December 06, 2010

On Borrowed Time

As a music fan, I’ve always enjoyed the passive listening experience – radio, music television, Muzak, jukeboxes – but I’ve always felt the need to own the music that I love. Whether it’s meticulously taxonomized in file folders on my laptop or painstakingly alphabetized on a wall full of shelves, ownership of the thing has always meant something.

I can never understand the appeal of these subscription-based streaming music services like Rhapsody. Sure, they give you access to a large catalogue. But so does a library. And sometimes you don’t want to just borrow a book, you want to own it.

Besides my hulking music collection – now dramatically reduced after moving to Queens – I’ve never owned much of significance. In my bedroom growing up, my father constantly reminded me and my sister, “That carpet is ours. When you sit on it, you’re borrowing it from us.” When I went away to college, my father bought me a mini fridge and said, “Just remember. We own this. You’re borrowing it.” Not surprisingly, I chose to buy my own microwave, just so that it would be mine.

I’ve never owned a home, only rented a number of apartments scattered across three boroughs in New York City. Even in my apartment now, despite my roommate’s protestations and my rent payments, I still feel like I’m borrowing my room from him. When I’m not there, I’m finding some other place to sleep: a hotel room, a couch or a guest bedroom.

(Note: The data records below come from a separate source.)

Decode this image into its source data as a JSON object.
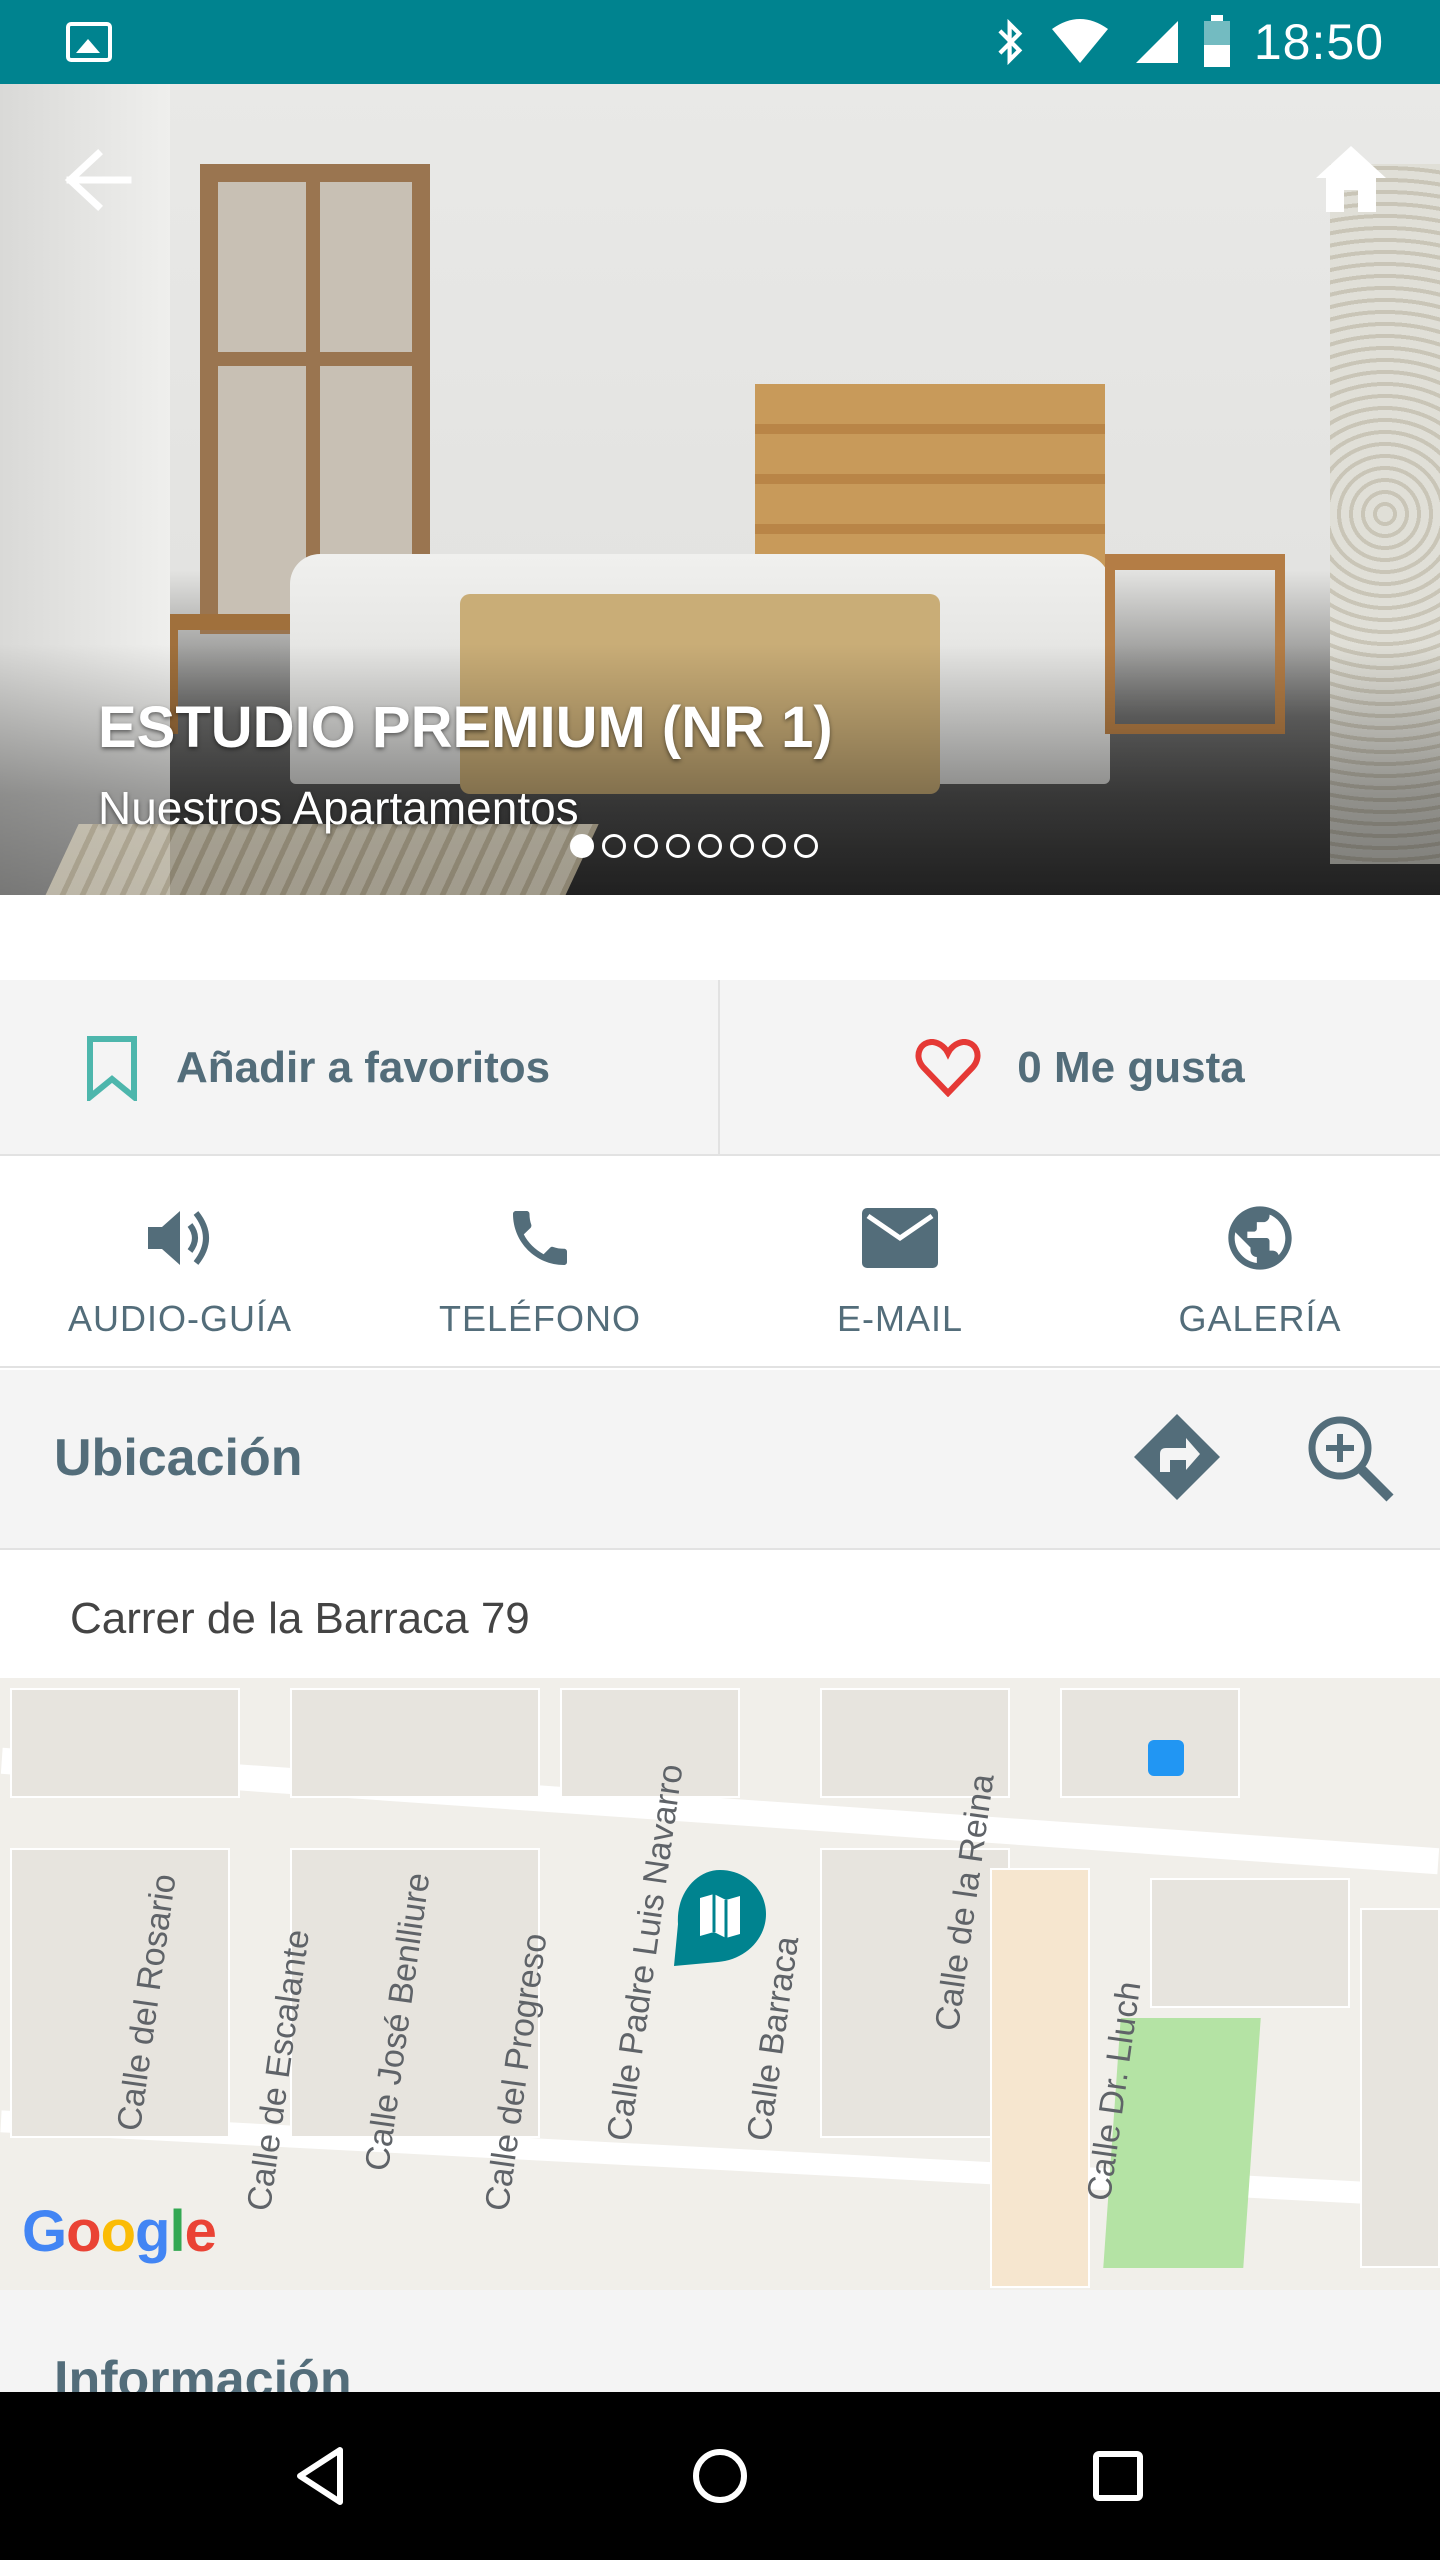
{
  "status_bar": {
    "time": "18:50",
    "icons": [
      "gallery-icon",
      "bluetooth-icon",
      "wifi-icon",
      "signal-icon",
      "battery-icon"
    ]
  },
  "hero": {
    "title": "ESTUDIO PREMIUM (NR 1)",
    "subtitle": "Nuestros Apartamentos",
    "slide_count": 8,
    "active_slide": 1
  },
  "actions": {
    "favorites_label": "Añadir a favoritos",
    "like_label": "0 Me gusta"
  },
  "contact": [
    {
      "label": "AUDIO-GUÍA",
      "icon": "speaker-icon"
    },
    {
      "label": "TELÉFONO",
      "icon": "phone-icon"
    },
    {
      "label": "E-MAIL",
      "icon": "mail-icon"
    },
    {
      "label": "GALERÍA",
      "icon": "globe-icon"
    }
  ],
  "location": {
    "title": "Ubicación",
    "address": "Carrer de la Barraca 79"
  },
  "map": {
    "streets": [
      "Calle del Rosario",
      "Calle de Escalante",
      "Calle José Benlliure",
      "Calle del Progreso",
      "Calle Padre Luis Navarro",
      "Calle Barraca",
      "Calle de la Reina",
      "Calle Dr. Lluch"
    ],
    "attribution": "Google"
  },
  "info": {
    "title": "Información"
  },
  "colors": {
    "status_bar": "#00838f",
    "text_accent": "#536d7a",
    "bookmark": "#4db6ac",
    "heart": "#e53935",
    "pin": "#00838f"
  }
}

I’ve never owned a car. In college, I borrowed several friends’ cars to drive to the mall, or Pizza Pub, or to the beaver pond where my senior seminar biology project lie rotting in the sun. I’ve rented dozens (if not hundreds) of cars on business trips and vacations, which has taught me to quickly acclimate to each new piece of heavy machinery I am to operate. And if something happens to the car – a lost hubcap, a scratch on the door – I can simply return the car silently and hope the rental agency doesn’t notice.

During this trip to LA, Steve not only let me crash at his place while he was on vacation, but offered to let me borrow his car. Eager to save money, I jumped at the chance, with the caviat, “If you feel comfortable letting me do that…”

Despite all my best intentions, I ended up in a tight squeeze and cracked the front parking light on a pole in one of those typical LA subterranean garages.

The horror.

Amidst my apologies and offers to reimburse the repair costs, and the sinking feeling that I let a friend down and never deserved his trust, one thought keeps nagging at me: I wish I owned my own.

It’s one thing if something happens to a car you pay for and rent. It’s another thing when it happens to a car you borrow as a favor and have to return to its owner, who has to drive it.

But if I owned my own car, whatever happened to it would be entirely up to me. And damage, repair, and loss are necessary components of ownership.

It’s not just a car. I wish I owned my own life. I wish I weren’t so dependent on the kindness of others, or on the professional services that cater to my transience. Taking life one day at a time, trying to make the most of each one, without knowing what lies at the end of the hike, I feel like I’m living on borrowed time. I don’t know from whom I’ve borrowed it, or when I’ll have to give it back. But right now, it doesn’t feel like mine, not mine at all.

Related reading:
A Room of One’s Own – Virginia Woolf
Avoiding Regret: Life on the Curb

To become a fan on Facebook, click here.


  1. Avoid Regret by paying for the damage. Insist! It's not optional. For goodness' sake, do the right thing.

    You'll feel much better. So will the owner of the car.

    I can't imagine someone crunching my car and NOT offering to pay for repair. Is common courtesy becoming uncommon?

  2. Absolutely. I've already noted in this blog post my offers to reimburse the repair costs. It's not only the right, but also the grown-up, thing to do. This wasn't necessarily the *point* of this post, but thanks for drawing attention to an important issue of taking responsibility of one's actions.

  3. Sandi, I shouldn't have used the word "offering", because you're right, you did offer. What I meant was, don't accept Steve's refusal of your offer. Be adamant.

    And thank YOU for a thoughtful piece about your circumstances. If you are able to find a job that is meaningful to you, a sense of purpose and independence will surely help to lift your spirit.